Soğuk savaş döneminde bilgisayarların yaygınlaşmasının video oyunlarının
çıkışında ve gelişmesinde etkin olduğunu söyleyebiliriz. Yine dönemle alakalı
olarak bu zamanlarda askeri simülasyon oyunları da yapılmaya çalışılmıştır. Bir
ya da birkaç kişilik ekiplerle yapılan bu oyunlar son sürat gelişti. 1962’de
MIT programcıları tarafından Spacewar! yapıldı. Önceki yapılan oyunların aksine
sadece aksiyon üzerinden bir eğlence içermesi, iki kişilik olması ve önceki
oyunlara kıyasla daha ileri bir kodlama içermesi sebebiyle ilk oyun örnekleri
arasında en çok bunun bilindiğini söyleyebiliriz. 1964 yılında BASIC
programlama dilinin de ortaya çıkışıyla video oyun üretimi iyice hızlandı.

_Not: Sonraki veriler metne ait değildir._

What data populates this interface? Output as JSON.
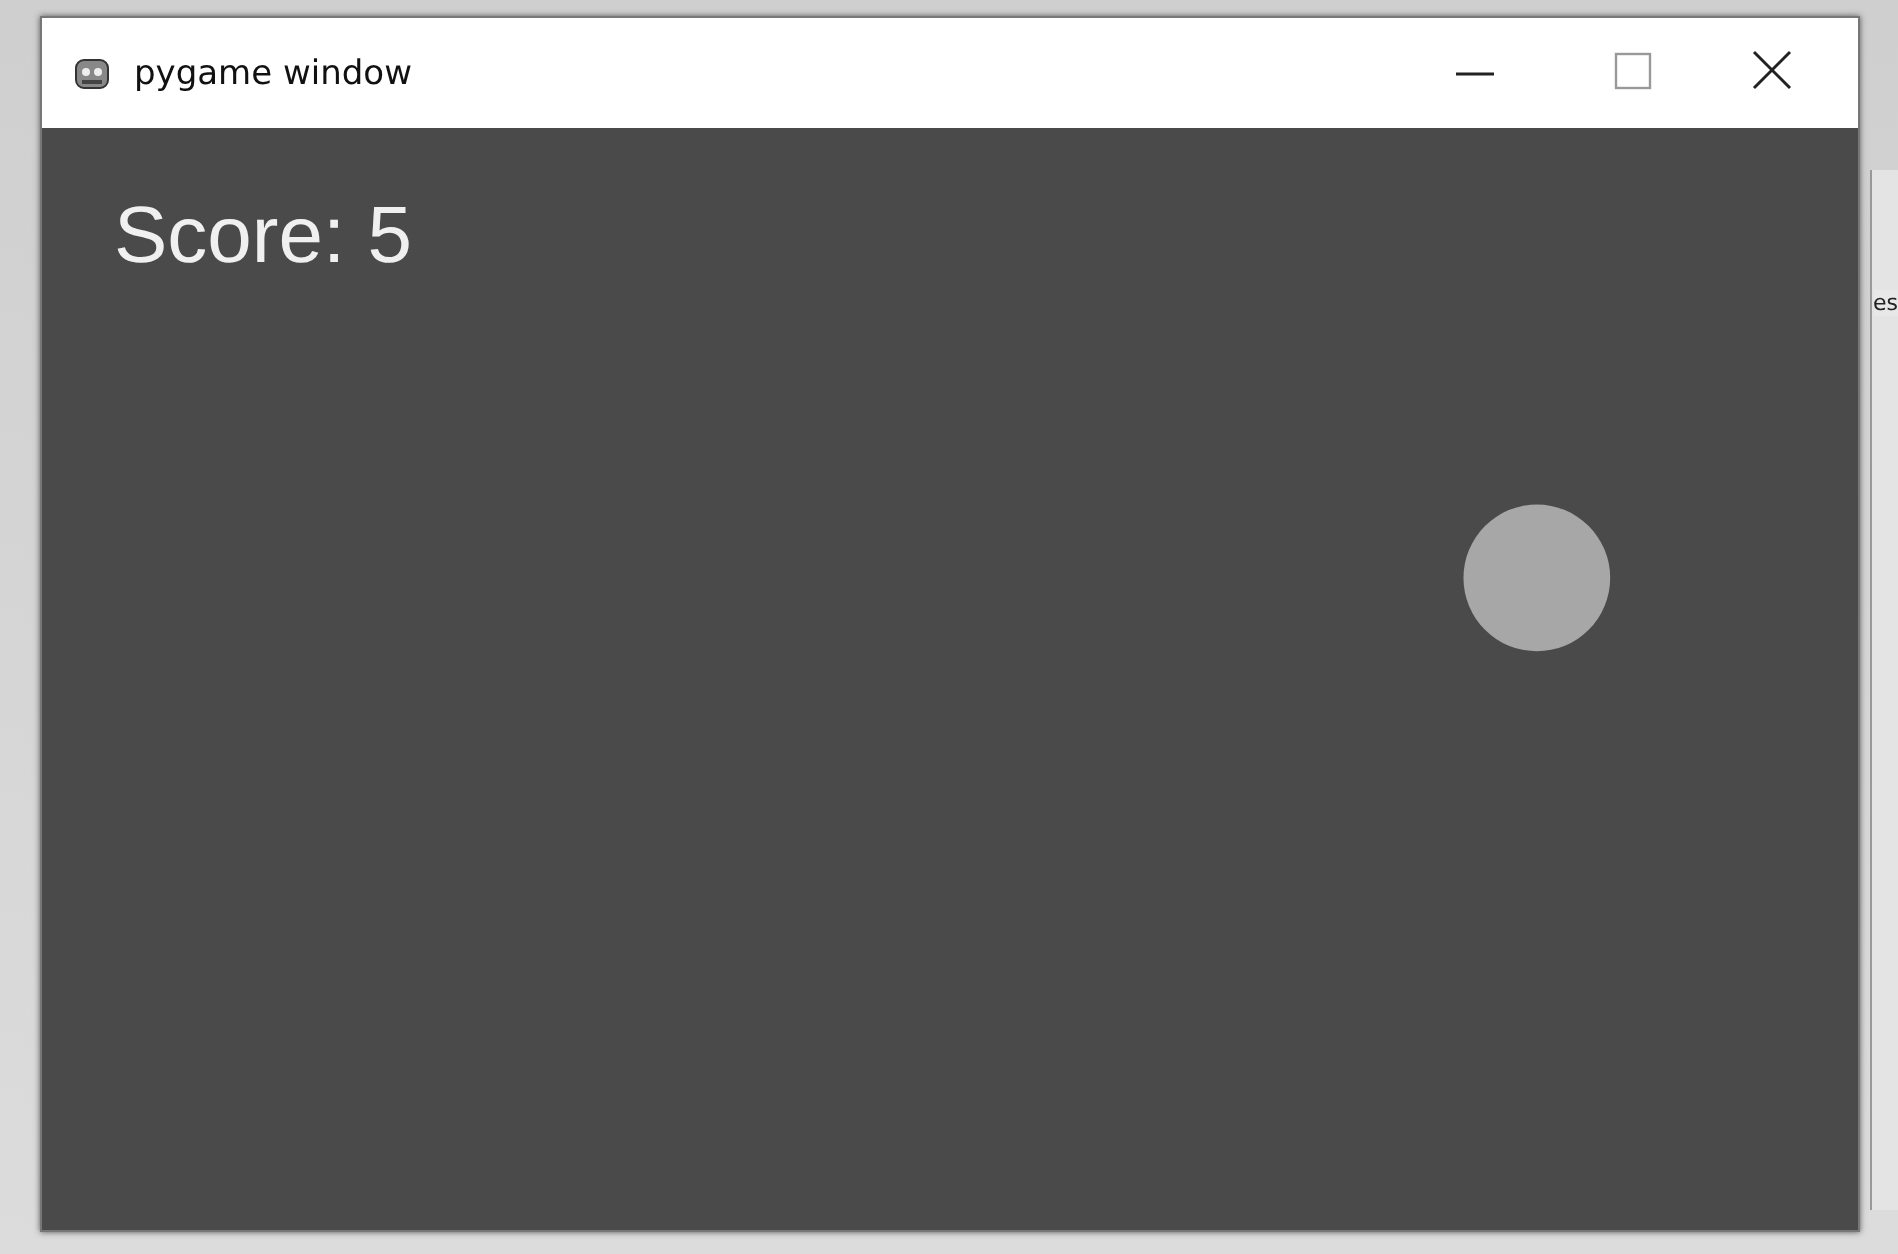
{
  "window": {
    "title": "pygame window"
  },
  "game": {
    "score_text": "Score: 5"
  },
  "background_window": {
    "text_fragment": "es"
  }
}
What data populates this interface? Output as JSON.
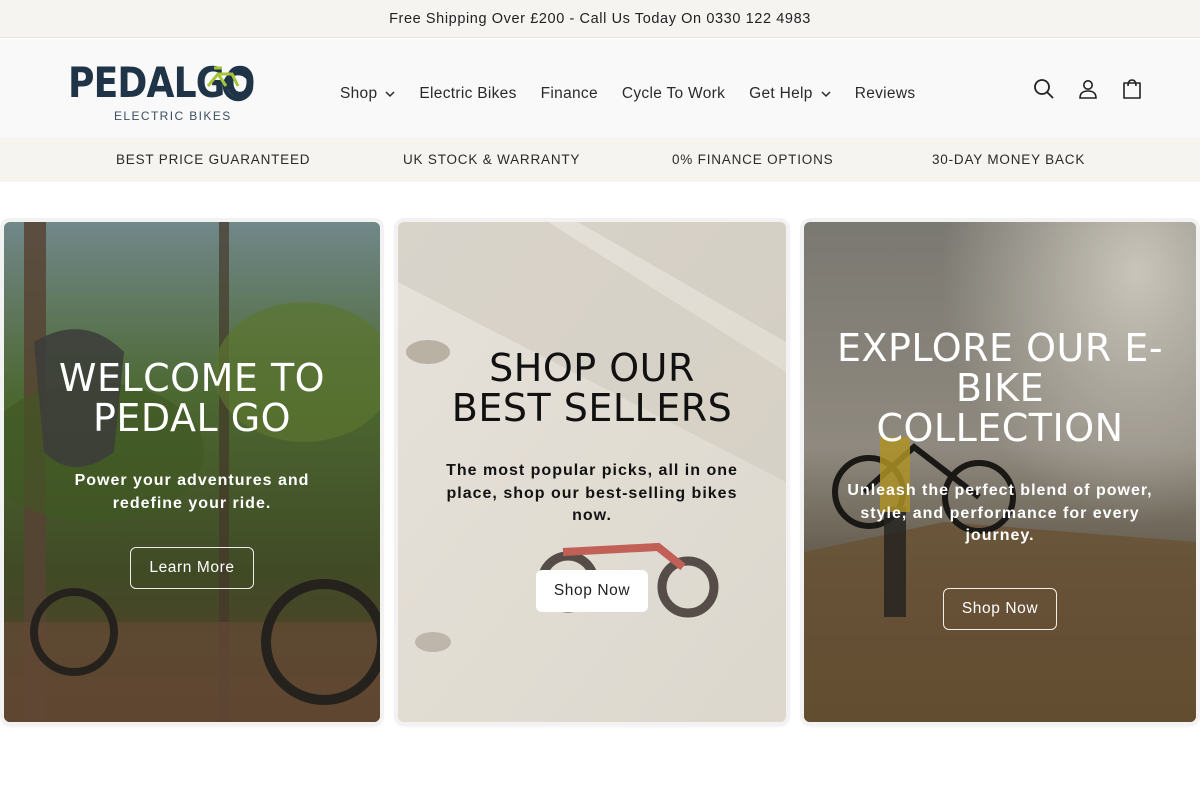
{
  "announcement": {
    "text": "Free Shipping Over £200 - Call Us Today On 0330 122 4983"
  },
  "logo": {
    "word": "PEDALGO",
    "sub": "ELECTRIC BIKES",
    "colors": {
      "primary": "#1f3547",
      "accent": "#a8c53a"
    }
  },
  "nav": {
    "items": [
      {
        "label": "Shop",
        "has_dropdown": true
      },
      {
        "label": "Electric Bikes",
        "has_dropdown": false
      },
      {
        "label": "Finance",
        "has_dropdown": false
      },
      {
        "label": "Cycle To Work",
        "has_dropdown": false
      },
      {
        "label": "Get Help",
        "has_dropdown": true
      },
      {
        "label": "Reviews",
        "has_dropdown": false
      }
    ]
  },
  "header_icons": [
    "search-icon",
    "account-icon",
    "cart-icon"
  ],
  "usps": [
    "BEST PRICE GUARANTEED",
    "UK STOCK & WARRANTY",
    "0% FINANCE OPTIONS",
    "30-DAY MONEY BACK"
  ],
  "cards": [
    {
      "title": "WELCOME TO PEDAL GO",
      "subtitle": "Power your adventures and redefine your ride.",
      "button": "Learn More"
    },
    {
      "title": "SHOP OUR BEST SELLERS",
      "subtitle": "The most popular picks, all in one place, shop our best-selling bikes now.",
      "button": "Shop Now"
    },
    {
      "title": "EXPLORE OUR E-BIKE COLLECTION",
      "subtitle": "Unleash the perfect blend of power, style, and performance for every journey.",
      "button": "Shop Now"
    }
  ]
}
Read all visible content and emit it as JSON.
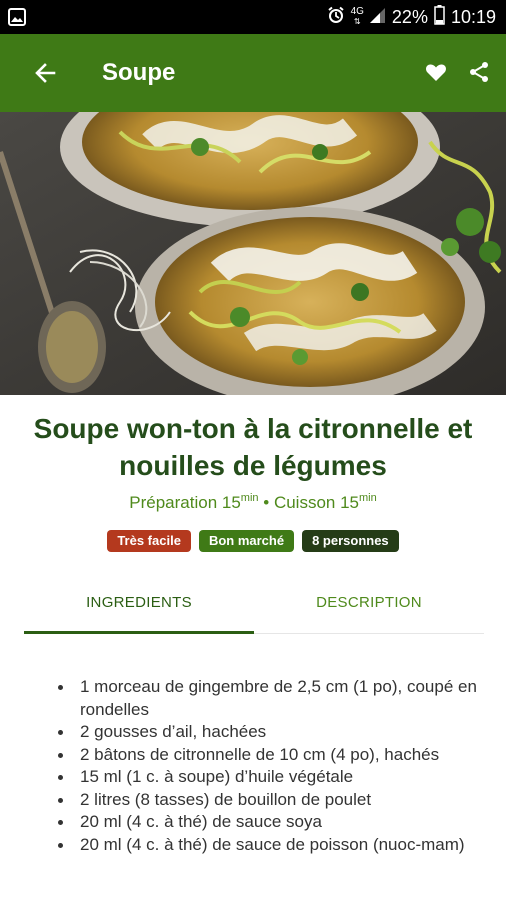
{
  "status_bar": {
    "alarm_icon": "alarm-icon",
    "network_type": "4G",
    "battery": "22%",
    "time": "10:19"
  },
  "app_bar": {
    "title": "Soupe",
    "background_color": "#3f7a16"
  },
  "recipe": {
    "title": "Soupe won-ton à la citronnelle et nouilles de légumes",
    "prep_label": "Préparation 15",
    "prep_unit": "min",
    "separator": " • ",
    "cook_label": "Cuisson 15",
    "cook_unit": "min",
    "badges": [
      {
        "label": "Très facile",
        "color": "#b4391e"
      },
      {
        "label": "Bon marché",
        "color": "#3f7a16"
      },
      {
        "label": "8 personnes",
        "color": "#253c17"
      }
    ]
  },
  "tabs": [
    {
      "label": "INGREDIENTS",
      "active": true
    },
    {
      "label": "DESCRIPTION",
      "active": false
    }
  ],
  "ingredients": [
    "1 morceau de gingembre de 2,5 cm (1 po), coupé en rondelles",
    "2 gousses d’ail, hachées",
    "2 bâtons de citronnelle de 10 cm (4 po), hachés",
    "15 ml (1 c. à soupe) d’huile végétale",
    "2 litres (8 tasses) de bouillon de poulet",
    "20 ml (4 c. à thé) de sauce soya",
    "20 ml (4 c. à thé) de sauce de poisson (nuoc-mam)"
  ]
}
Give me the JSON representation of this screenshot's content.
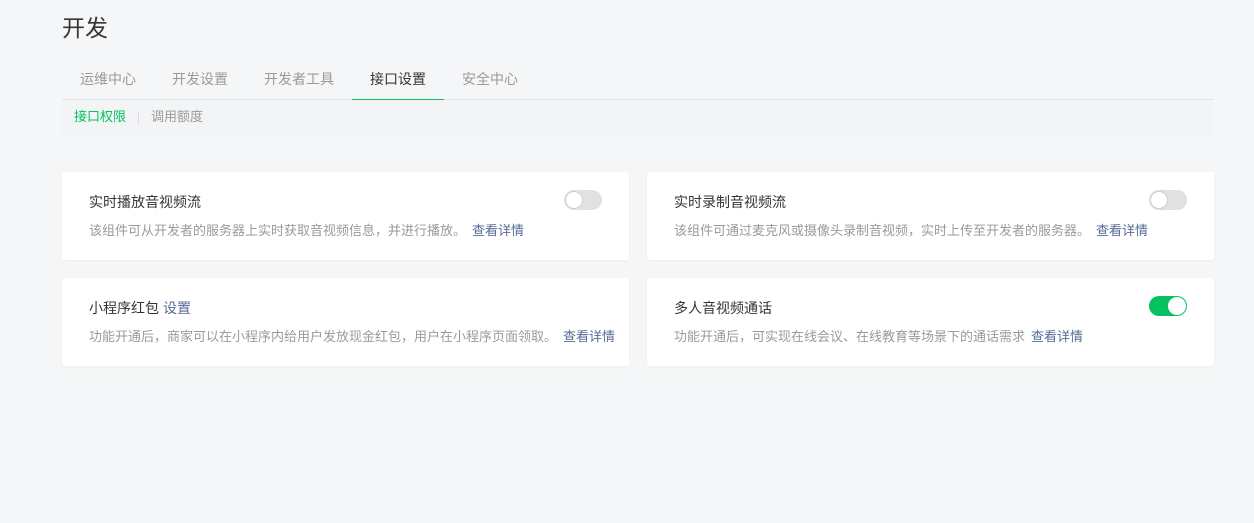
{
  "page": {
    "title": "开发"
  },
  "tabs": [
    {
      "label": "运维中心",
      "active": false
    },
    {
      "label": "开发设置",
      "active": false
    },
    {
      "label": "开发者工具",
      "active": false
    },
    {
      "label": "接口设置",
      "active": true
    },
    {
      "label": "安全中心",
      "active": false
    }
  ],
  "subtabs": [
    {
      "label": "接口权限",
      "active": true
    },
    {
      "label": "调用额度",
      "active": false
    }
  ],
  "cards": [
    {
      "title": "实时播放音视频流",
      "title_link": "",
      "desc": "该组件可从开发者的服务器上实时获取音视频信息，并进行播放。",
      "link": "查看详情",
      "enabled": false
    },
    {
      "title": "实时录制音视频流",
      "title_link": "",
      "desc": "该组件可通过麦克风或摄像头录制音视频，实时上传至开发者的服务器。",
      "link": "查看详情",
      "enabled": false
    },
    {
      "title": "小程序红包",
      "title_link": "设置",
      "desc": "功能开通后，商家可以在小程序内给用户发放现金红包，用户在小程序页面领取。",
      "link": "查看详情",
      "enabled": null
    },
    {
      "title": "多人音视频通话",
      "title_link": "",
      "desc": "功能开通后，可实现在线会议、在线教育等场景下的通话需求",
      "link": "查看详情",
      "enabled": true
    }
  ],
  "colors": {
    "accent": "#07c160",
    "link": "#576b95",
    "text": "#353535",
    "muted": "#9a9a9a",
    "background": "#f5f6f7"
  }
}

Çünkü artık son kullanıcı da bu programlama diliyle kendi oyununu üretiyordu.
1973 yılında 101 BASIC Computer Games gibi BASIC diliyle nasıl oyun
yapılabildiğini anlatan kitaplar satışa çıktı.
Tennis for Two, 1958
İlk başlarda genel olarak aksiyon ve spor oyunları ilgi görüyordu. 1972 yılında ilk video oyun konsolu olan Odyssey satışa çıktığında sahip olduğu oyunlar da genelde bu türlerdi. Örneğin denizaltını kontrol ettiğimiz Submarine ve Table Tennis oyunları… 1972 yılında çıkan Pong ciddi bir ticari başarı yakaladı ve ardından kendisine benzeyen bir sürü oyun yapıldı. Özellikle 1970-1980 yılları arasında çıkmış oyunların çoğunun fikir birbirine benzediğini söyleyebiliriz. Ancak grafiksel ve kodlama olarak ilerliyorlardı. Örneğin Spacewar’da ekranda sadece birkaç nesne bulunurken 1977’de çıkan Space Invaders’da onlarca vardı. Belki bu aralıkta çıkmış oyunlar arasında fikir olarak en sıyrılan oyunun Pac-Man olduğunu söyleyebiliriz. Çünkü oyunu tüketim fikrinden yola çıkarak geliştirdiler. Hatta Marketplace radyo programında[1] oyunun pazarlama yöneticisine elde ettikleri başarının sebebi sorulduğunda “Yemek yemek oldukça evrensel ve insani bir şey.” şeklinde cevap verdiğini görüyoruz. Teması tüketim olan bir oyun, insanların tüketim alışkanlığını kullanarak muazzam bir başarı sağlıyor zamanı için. Bunların yanı sıra bazı oyunlar da TV serilerinin ya da filmlerin popülerliğini kullanılarak üretiliyordu. Oynanış olarak oldukça niteliksiz ve sıradan olan bu oyunlar Star Trek, E.T. gibi yapımların isimlerini kullanarak ciddi satış başarılarına ulaştılar. Fakat diğer yandan kendilerinden önce yapılan oyunların kopyaları oldukları için bu dönem çok devam etmedi. Hatta çok sevilen E.T. filminin oyunu oyun sektörüne resmen bir çöküş getirdi. Çünkü Atari yapımı olan E.T. aynı zamanda bozuk ve neredeyse zamanının bile on yıl gerisinde bir oyundu. 1982 yılında çıkan E.T. oyunu sadece ismi sebebiyle çıktığı gibi neredeyse 1.5 milyon adet sattı. Oyunun ne kadar kötü olduğunu fark eden insanlar hemen iade etmeye başladı ve 669 bin tane kopya iade edildi. Atari’nin elinde ise satılmayan 2.5-3.5 milyon adet E.T. kopyası kalmıştı. Bu kopyalar ilerleyen zamanda toprağın altına gömülmek zorunda kaldı ve video oyun sektörüne karşı da ciddi bir güven sorunu oluşturmuştu.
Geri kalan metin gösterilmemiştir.